Monsieur le Ministre-Président, pouvons-nous, dans ce Parlement, continuer à faire comme si nous n'étions pas au courant ou pas concernés ? Cette population au Burundi, en particulier la société civile, est extrêmement inquiète, se sent peut-être abandonnée et voudrait avoir un signal.

Quoi qu'il en soit, en ce qui concerne nos propres compétences, avez-vous des informations venant du Fédéral qui nous permettraient d'avoir un état des lieux sur la manière dont la société civile est aujourd'hui traitée ? Sachant que les élections ont lieu jusqu'au 5 juin, de quelle manière pouvons-nous garantir aujourd'hui que la liberté de presse et d'expression peuvent être données ? De quelle manière pouvons-nous aussi être attentifs à la manière dont toutes les organisations humanitaires sont traitées ?

Cette coordination se fait-elle avec la Fédération Wallonie-Bruxelles ? En dernier lieu, quelle position pouvons-nous adopter de manière claire à ce qu'un signal soit donné pour que la garantie démocratique qui se fait dans ce pays puisse être véritablement confortée par notre position et par notre soutien ?
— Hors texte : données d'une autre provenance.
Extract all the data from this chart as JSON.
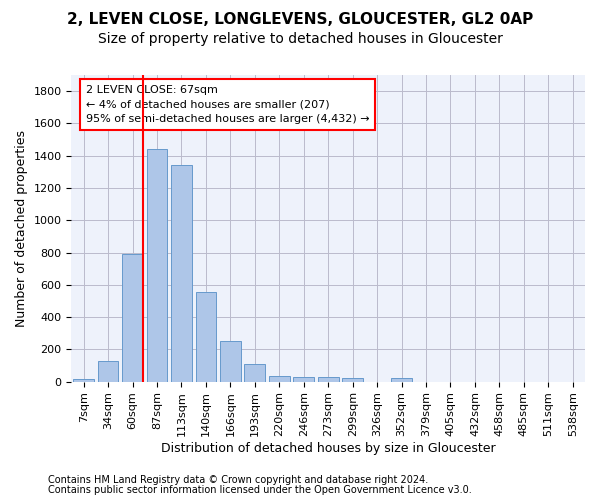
{
  "title1": "2, LEVEN CLOSE, LONGLEVENS, GLOUCESTER, GL2 0AP",
  "title2": "Size of property relative to detached houses in Gloucester",
  "xlabel": "Distribution of detached houses by size in Gloucester",
  "ylabel": "Number of detached properties",
  "categories": [
    "7sqm",
    "34sqm",
    "60sqm",
    "87sqm",
    "113sqm",
    "140sqm",
    "166sqm",
    "193sqm",
    "220sqm",
    "246sqm",
    "273sqm",
    "299sqm",
    "326sqm",
    "352sqm",
    "379sqm",
    "405sqm",
    "432sqm",
    "458sqm",
    "485sqm",
    "511sqm",
    "538sqm"
  ],
  "values": [
    15,
    130,
    790,
    1440,
    1340,
    555,
    250,
    110,
    35,
    30,
    30,
    20,
    0,
    20,
    0,
    0,
    0,
    0,
    0,
    0,
    0
  ],
  "bar_color": "#aec6e8",
  "bar_edge_color": "#6699cc",
  "vline_color": "red",
  "annotation_text": "2 LEVEN CLOSE: 67sqm\n← 4% of detached houses are smaller (207)\n95% of semi-detached houses are larger (4,432) →",
  "annotation_box_color": "red",
  "annotation_text_color": "black",
  "ylim": [
    0,
    1900
  ],
  "yticks": [
    0,
    200,
    400,
    600,
    800,
    1000,
    1200,
    1400,
    1600,
    1800
  ],
  "footer1": "Contains HM Land Registry data © Crown copyright and database right 2024.",
  "footer2": "Contains public sector information licensed under the Open Government Licence v3.0.",
  "bg_color": "#eef2fb",
  "grid_color": "#bbbbcc",
  "title1_fontsize": 11,
  "title2_fontsize": 10,
  "axis_label_fontsize": 9,
  "tick_fontsize": 8,
  "footer_fontsize": 7
}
Réponse de M. Magnette, Ministre Président du Gouvernement wallon

Madame la Députée,

La Wallonie suit de près et en concertation étroite avec la Fédération Wallonie-Bruxelles, la situation au Burundi. J'ai demandé à nos services, à Wallonie-Bruxelles International, de suivre l'analyse politique de la situation et de faire l'analyse de nos différents programmes de coopération au développement au Burundi pour voir si certains d'entre eux pourraient être suspendus. On a quelques programmes en matière culturelle ou en matière institutionnelle qui pourraient être suspendus.

Pour le reste, nous avons toujours eu pour politique – et il faut la conserver – de ne pas faire des citoyens d'un pays, dont les pouvoirs publics adoptent à un moment donné une attitude contestable, des victimes supplémentaires quand nous avons des programmes. Les programmes que la Wallonie a au Burundi sont, par exemple, des programmes de formation professionnelle, des programmes de soutien à des politiques agricoles. Suspendre ces programmes-là, c'est sanctionner une deuxième fois la population burundaise. Nous avons pour option de ne pas les suspendre.

C'est dans la même optique que travaille le Gouvernement fédéral, puisqu'il a été décidé par celuici, si nos informations sont justes, de suspendre des programmes liés à l'organisation des élections par exemple, mais pas les programmes de la CTB – la coopération technique belge – ni ceux de la PEFE auxquels nous sommes associés, ceux dont la population civile burundaise profite directement. C'est aussi notre ligne de conduite.


Réplique de Mme Zrihen

Monsieur le Ministre Président,

Il est important de donner ce signal de notre présence encore au niveau de la population civile et il est clair que nous resterons extrêmement attentifs à la manière dont les médias, dont les leaders de l'opposition et aussi les journalistes sont traités – oserais-je dire – maltraités. Nous reviendrons avec ce sujet sans doute dans une autre instance parlementaire très prochainement.